Neel Kashkari was (back) on CBS’s “Face the Nation” Sunday, and unlike Jerome Powell, he’s not shy about using prescriptive terms when it comes to discussing how Congress should exercise its spending powers.
“While historically we would worry about racking up too much debt, we’re generating the savings ourselves [and] that means Congress has the resources to support those who are most hurting”, he told John Dickerson, referencing the surge in the personal savings rate.
“Those of us who [are] fortunate enough to still have our jobs, we’re saving a lot more money because we’re not going to restaurants or movie theaters or [on] vacations”, he continued. “That actually means we have a lot more resources as a country”.
I’m not sure that’s the best way to conceptualize of the nation’s current predicament, but if it works to recast the narrative around the surge in the savings rate and, in turn, helps to prod recalcitrant Republicans along, then so be it.
Some members of the GOP have pointed to the rise in the savings rate as evidence that more stimulus isn’t necessary. As discussed here on Friday, it’s starting to come down (figure below), which is either good news or bad news depending on how you want to look at things. On one hand, it suggests Americans are spending, but on the other, it could mean that to the extent the benefits doled out in the wake of the panic were superfluous for some folks, they are less so as the crisis drags on and money is spent on necessities.
If the higher savings rate is, in fact, explainable by reference to government handouts and not to Kashkari’s story about well-to-do Americans not going out to eat, then accepting the rest of his argument suggests a certain circularity — that is, transfer payments are propping up the savings rate and the higher savings rate is then used to justify more transfer payments. Obviously, that’s absurd.

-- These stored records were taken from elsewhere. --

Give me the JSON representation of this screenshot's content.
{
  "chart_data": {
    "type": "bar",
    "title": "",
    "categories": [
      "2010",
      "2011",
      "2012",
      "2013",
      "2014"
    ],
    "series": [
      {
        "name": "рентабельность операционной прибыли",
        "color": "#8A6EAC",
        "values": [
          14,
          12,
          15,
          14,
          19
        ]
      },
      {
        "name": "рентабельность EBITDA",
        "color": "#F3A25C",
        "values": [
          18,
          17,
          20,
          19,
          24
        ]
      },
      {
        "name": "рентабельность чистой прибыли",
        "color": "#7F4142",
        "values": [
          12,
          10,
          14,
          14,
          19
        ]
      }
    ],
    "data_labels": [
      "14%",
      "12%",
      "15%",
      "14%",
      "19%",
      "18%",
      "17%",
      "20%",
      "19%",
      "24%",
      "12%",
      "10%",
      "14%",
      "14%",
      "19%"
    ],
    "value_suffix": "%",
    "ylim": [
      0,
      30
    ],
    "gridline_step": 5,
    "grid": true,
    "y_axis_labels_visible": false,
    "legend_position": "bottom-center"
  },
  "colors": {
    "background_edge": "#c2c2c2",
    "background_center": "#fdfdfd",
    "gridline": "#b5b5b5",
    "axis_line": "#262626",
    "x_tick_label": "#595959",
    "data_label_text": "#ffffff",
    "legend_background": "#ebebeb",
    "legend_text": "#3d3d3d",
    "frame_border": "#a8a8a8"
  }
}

Less absurd is Kashkari’s contention that low rates means Congress should borrow to fund stimulus. “Right now the US can fund itself at very, very low rates”, he remarked, during the same interview. “Congress should use this opportunity to support the American people and the American economy”.
No arguments there, although I would generally contend that Fed officials should just drop the charade and give the public the unvarnished truth, which is that they are capping borrowing costs for the government and monetizing the debt issued to fund the stimulus. There’s little (or no) utility in trying to dance around this anymore.
After reiterating his contention from earlier this year that, absent a vaccine, the economy is likely to suffer from rolling stoppages like those we’re seeing in hotspot states currently, Kashkari suggests that it might be preferable to just institute a “hard” lockdown in order to get the infection count lower and set the stage for a more sustainable recovery.
“If we were to lockdown really hard… for a month or six weeks, we could get the case count down so that our testing and our contact tracing was actually enough to control it”, he said.
“I hate to even suggest it”, Kashkari added, referencing the “hard” lockdown option. “People will be frustrated by it”.
They sure will, Neel. They sure will.